Section: New Results

Data Science

  • High Energy Physics The focus of the period has been to expand the collaboration with the High Energy Physics experiments started with the success of the 2014 HiggsML challenge [18] to new issues. The subject of V. Estrade Phd is to advance domain adaptation methods in the specific context of uncertainty quantification and calibration. So far, transfer learning has been addressed only with classical, additive and differentiable objective functions as performance criteria. However, learning to discover, exemplified by HEP, relies on more global and difficult criteria, related to the Area Under Roc Curve (AUC) and Neymann-Pearson learning. CERN funds another PhD (A. Pol), on anomaly detection. Another promising theme has emerged with the ongoing organization of a Tracking Challenge (TrackML) [56], [72], which focuses on extreme scaling of ML image processing.

  • Personal Semantics Our algorithm for inducing a taxonomy from a set of domain terms, that was placed first in the international Taxonomy Induction task, part of the SemEval 2015 conference in Denver, has been improved by the development of a robust technique for discovering the domain vocabulary for a new topic using a directed crawler we created. We have created hundreds of taxonomy for personal themes (hobbies, illnesses) that can be integrated into our Personal Semantics platform PTraces, and have deployed and evaluated the taxonomies. We also have introduced newer machine learning methods, such as Latent Dirichlet Allocation, for better recognition of domain vocabularies [55], [71].

  • Distributed system observation The work on distributed system automated analaysis and description has been persued thru the continued development of the GAMA multi-agent framework https://github.com/gama-platform/gama/wiki. The simulation framework has been applied to the study of a new protocol for MOOC management [6]. Philippe Caillou is associated to the young researcher ANR ACTEUR, coordinated by Patrick Taillandier (IDEES, Rouen university). With this project, the BDI cognitive agent model has been improved both in term of flexibility and ease of use for the non expert modeler [50].

  • Computational social sciences Thomas Schmitt's PhD focuses on the matching of job offers and applicant CVs. An informal collaboration with the Qapa agency (FUI proposal underway) gave us access to the 2012-2016 logs of their activity (CVs, job announcements and application clicks).

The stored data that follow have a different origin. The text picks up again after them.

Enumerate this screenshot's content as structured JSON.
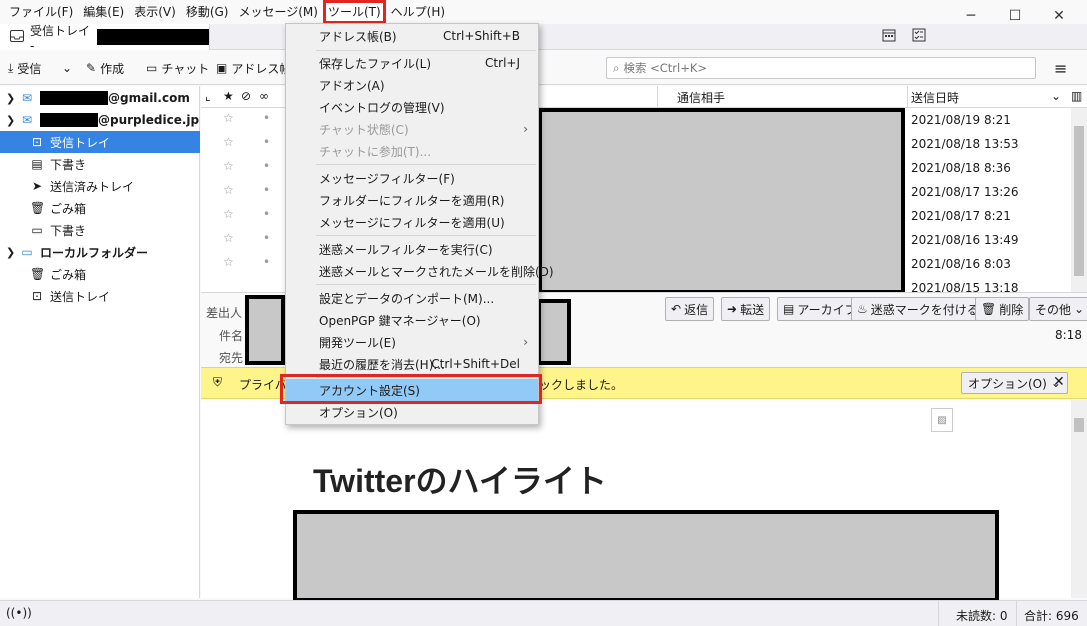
{
  "menubar": {
    "items": [
      "ファイル(F)",
      "編集(E)",
      "表示(V)",
      "移動(G)",
      "メッセージ(M)",
      "ツール(T)",
      "ヘルプ(H)"
    ],
    "window_controls": [
      "─",
      "☐",
      "✕"
    ]
  },
  "tab": {
    "label": "受信トレイ - "
  },
  "toolbar": {
    "get_mail": "受信",
    "write": "作成",
    "chat": "チャット",
    "address_book": "アドレス帳",
    "search_placeholder": "検索 <Ctrl+K>",
    "menu_icon": "≡"
  },
  "folders": {
    "account1_suffix": "@gmail.com",
    "account2_suffix": "@purpledice.jp",
    "items": [
      "受信トレイ",
      "下書き",
      "送信済みトレイ",
      "ごみ箱",
      "下書き"
    ],
    "local": "ローカルフォルダー",
    "local_items": [
      "ごみ箱",
      "送信トレイ"
    ]
  },
  "threads": {
    "col_correspondent": "通信相手",
    "col_date": "送信日時",
    "dates": [
      "2021/08/19 8:21",
      "2021/08/18 13:53",
      "2021/08/18 8:36",
      "2021/08/17 13:26",
      "2021/08/17 8:21",
      "2021/08/16 13:49",
      "2021/08/16 8:03",
      "2021/08/15 13:18"
    ]
  },
  "header": {
    "from_label": "差出人",
    "subject_label": "件名",
    "to_label": "宛先",
    "time": "8:18",
    "buttons": [
      "返信",
      "転送",
      "アーカイブ",
      "迷惑マークを付ける",
      "削除",
      "その他"
    ]
  },
  "notification": {
    "text_left": "プライバシ",
    "text_right": "ックしました。",
    "options": "オプション(O)",
    "close": "✕"
  },
  "message": {
    "headline": "Twitterのハイライト"
  },
  "status": {
    "unread": "未読数: 0",
    "total": "合計: 696"
  },
  "tools_menu": {
    "items": [
      {
        "label": "アドレス帳(B)",
        "shortcut": "Ctrl+Shift+B"
      },
      {
        "label": "保存したファイル(L)",
        "shortcut": "Ctrl+J"
      },
      {
        "label": "アドオン(A)",
        "shortcut": ""
      },
      {
        "label": "イベントログの管理(V)",
        "shortcut": ""
      },
      {
        "label": "チャット状態(C)",
        "shortcut": ""
      },
      {
        "label": "チャットに参加(T)...",
        "shortcut": ""
      },
      {
        "label": "メッセージフィルター(F)",
        "shortcut": ""
      },
      {
        "label": "フォルダーにフィルターを適用(R)",
        "shortcut": ""
      },
      {
        "label": "メッセージにフィルターを適用(U)",
        "shortcut": ""
      },
      {
        "label": "迷惑メールフィルターを実行(C)",
        "shortcut": ""
      },
      {
        "label": "迷惑メールとマークされたメールを削除(D)",
        "shortcut": ""
      },
      {
        "label": "設定とデータのインポート(M)...",
        "shortcut": ""
      },
      {
        "label": "OpenPGP 鍵マネージャー(O)",
        "shortcut": ""
      },
      {
        "label": "開発ツール(E)",
        "shortcut": ""
      },
      {
        "label": "最近の履歴を消去(H)...",
        "shortcut": "Ctrl+Shift+Del"
      },
      {
        "label": "アカウント設定(S)",
        "shortcut": ""
      },
      {
        "label": "オプション(O)",
        "shortcut": ""
      }
    ]
  }
}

This wealth of data delivered some unexpected findings, e.g., as to the differences between people's practice (the clicks) and their say (the documents). In [49], with Philippe Caillou and Michèle Sebag, a deep NN system MAJORE (MAtching JObs and REsumes) was proposed, trained to match the metric properties extracted from the collaborative filtering matrix, and address the cold start problem. A further research perspective, in collaboration with J.-P. Nadal from EHESS, is to build an observatory of the job demand dynamics.

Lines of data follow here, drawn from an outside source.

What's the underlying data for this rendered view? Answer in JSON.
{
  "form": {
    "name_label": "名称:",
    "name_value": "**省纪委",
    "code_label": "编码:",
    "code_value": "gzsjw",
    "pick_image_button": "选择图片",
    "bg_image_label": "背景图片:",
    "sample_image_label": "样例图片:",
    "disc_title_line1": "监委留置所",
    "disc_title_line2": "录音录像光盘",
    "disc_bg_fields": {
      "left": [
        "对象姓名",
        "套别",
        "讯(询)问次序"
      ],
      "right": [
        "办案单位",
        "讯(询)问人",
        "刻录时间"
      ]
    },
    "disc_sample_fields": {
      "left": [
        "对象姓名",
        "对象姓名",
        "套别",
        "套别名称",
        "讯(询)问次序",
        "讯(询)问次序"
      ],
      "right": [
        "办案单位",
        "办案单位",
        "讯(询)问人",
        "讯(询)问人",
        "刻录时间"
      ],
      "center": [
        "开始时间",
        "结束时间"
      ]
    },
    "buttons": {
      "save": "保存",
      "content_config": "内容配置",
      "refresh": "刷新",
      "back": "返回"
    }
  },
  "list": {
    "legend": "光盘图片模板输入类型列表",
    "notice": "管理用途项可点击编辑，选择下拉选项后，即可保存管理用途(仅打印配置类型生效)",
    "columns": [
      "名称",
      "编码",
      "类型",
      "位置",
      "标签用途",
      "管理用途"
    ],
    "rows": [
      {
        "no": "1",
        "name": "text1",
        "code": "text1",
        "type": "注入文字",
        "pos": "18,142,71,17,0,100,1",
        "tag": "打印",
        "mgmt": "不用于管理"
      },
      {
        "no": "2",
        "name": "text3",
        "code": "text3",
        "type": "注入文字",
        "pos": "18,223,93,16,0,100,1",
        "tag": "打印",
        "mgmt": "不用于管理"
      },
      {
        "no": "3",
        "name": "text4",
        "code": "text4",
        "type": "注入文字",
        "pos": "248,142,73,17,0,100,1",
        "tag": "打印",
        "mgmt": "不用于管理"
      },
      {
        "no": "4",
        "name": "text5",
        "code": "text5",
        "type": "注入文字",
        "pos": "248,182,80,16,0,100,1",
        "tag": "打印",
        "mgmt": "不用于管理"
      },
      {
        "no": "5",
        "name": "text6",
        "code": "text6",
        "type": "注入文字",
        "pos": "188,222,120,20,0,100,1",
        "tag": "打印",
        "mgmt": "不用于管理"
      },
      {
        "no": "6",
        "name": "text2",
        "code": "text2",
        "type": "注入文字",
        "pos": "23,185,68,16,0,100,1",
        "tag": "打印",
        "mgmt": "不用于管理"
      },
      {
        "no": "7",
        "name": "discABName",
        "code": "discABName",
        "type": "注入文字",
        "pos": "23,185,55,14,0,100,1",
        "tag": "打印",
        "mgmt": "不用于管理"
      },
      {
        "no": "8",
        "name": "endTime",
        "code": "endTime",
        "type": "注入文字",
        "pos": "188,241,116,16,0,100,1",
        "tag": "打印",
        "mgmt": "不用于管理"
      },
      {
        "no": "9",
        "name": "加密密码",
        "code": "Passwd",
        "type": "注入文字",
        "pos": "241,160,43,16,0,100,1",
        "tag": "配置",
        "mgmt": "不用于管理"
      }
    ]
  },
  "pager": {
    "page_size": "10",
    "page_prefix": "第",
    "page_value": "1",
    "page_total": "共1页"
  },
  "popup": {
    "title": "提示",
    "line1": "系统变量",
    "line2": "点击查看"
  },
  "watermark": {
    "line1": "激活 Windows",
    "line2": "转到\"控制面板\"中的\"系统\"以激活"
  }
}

    The Cartolabe project, started in Feb. 2016 (F. Louistisserand's engineer stint), applies machine learning techniques to build an interpretable representation from vast amounts of scientific articles. The goal is to use raw textual data, and the results of the pre-processing chain achieved by ANHALYTICS, to define a topology on authors, scientific themes, and teams, and enforce its 2D projection in a semantically admissible way. The collaboration with AVIZ is key to enable the scalable and navigable exploitation of this map. The perspective for 2017 is to build a visual interrogation of the map (locating all author names relevant to a given request) and to display the temporal evolution of the research activities.

    Amiqap studies the relation between quality of life at work and company performance, using both survey data on individual workers (collected by DARES, the statistical service of the French Ministry of labor, in 2013) and administrative data on companies provided by SECAFI, a union body. The study is run by a team within TAO (Philippe Caillou, Isabelle Guyon, Michèle Sebag and Paola Tubaro, plus post-doctoral researcher Olivier Goudet and intern Diviyan Kalainathan) in collaboration with Mines ParisTech social science and economics (SES) department, the RITM economics research center (Univ. Paris Sud) and the think-tank La Fabrique de l'Industrie. In its first stage, the exploratory analysis delivered some unexpected results, e.g. as to the existence of a "industry worker cluster", or the non-monotonous relationship between autonomy, salary and subjective satisfaction. A summary of these findings has been released online on the website of La Fabrique de l'Industrie, as a complement to their book on the same topic (published in October 2016). The exploratory analysis of the SECAFI data (yet unpublished) complements the above and shows how workers' satisfaction correlates with companies' financial and social performance indicators, though with marked differences across industries. The key question regards the nature of this relationship: cause, effect or due to a confounder feature (the industrial sector). Further research (Diviyan Kalainathan's PhD, O. Goudet post-doc) will focus on the use and extension of causal modelling algorithms on this issue; these perspectives attract quite some interest from the ministry (DARES) and big industrial players, willing to assess the relevance of their HR policies.